I admire artists’ creative drive, even if I don’t always appreciate it fully or, in the case of many conceptual art installations, understand what it’s all about. There is one scene, horrific to me, however, I can imagine it happening in back in those heady days, where Paz agrees to take part in a piece of performance art – lying naked on the floor of a white room while Cotton, a male artist(!) dressed in white too, flips lit matches at her. She can’t react, even when one lands on her shoulder burning it – and no-one watching can help. Ugh!

Alongside that urge to create is a need to sell, to get recognition through high values paid for your work, to be at all the openings networking. This is ever stronger these days as the stereotype of the penniless artist creating for the love of it no longer works. This dichotomy is at the centre of the art world where the agents broker the deals and it runs strongly through the underside of this novel especially in the values afforded to mens’ work over womens’.

Paz’s coming of age as an artist in her own right is the main story though, overcoming being Romy’s protégé as her own talent blossoms. As for what happened to Romy, we do find out, although the press release for the book gave rather too a large hint by comparing Utopia to another classic novel, which mercifully isn’t in the blurb and I won’t mention it here! I particularly loved the desert sequences in this novel which, as Paz suffers from heat and dehydration, have their own air of surrealism. The Californian desert provides an irresistible setting to contrast with the intensity of the LA Crowd, and reminding me of other desert-set novels I’ve enjoyed like Gold Fame Citrus by Claire Vaye Watkins and Gods Without Men by Hari Kunzru – those who live out there certainly have a different way of life; it may seem laid-back, but survival is at its core.

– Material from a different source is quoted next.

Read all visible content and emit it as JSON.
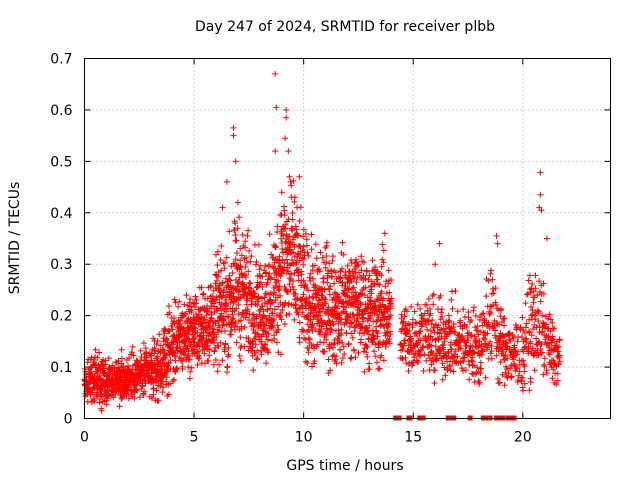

Utopia is Canadian author Sopinka’s second novel, and I it didn’t disappoint, I loved the contrast between the brittleness of the LA art world and the luminous and febrile intensity of the desert. I would say that if you enjoy the books of her fellow Canadian Emily St John Mandel and fancy something arty, you will probably like Utopia too. Her first book, The Dictionary of Animal Languages also features art and artists set amongst the Surrealists in Paris just before WWII, inspired by Leonora Carrington – I now have to read it!

Source: Review copy – thank you. Scribe Hardback, 255 pages. BUY at Blackwell’s via my affiliate link.

7 thoughts on “Utopia by Heidi Sopinka

  1. kaggsysbookishramblings says:

    Sounds fascinating, as does her first book – may have to check these out!

    And yes, what a good way to read – I’m trying to do the same at the moment, mixing review copies with whatever takes my fancy, and it does work nicely!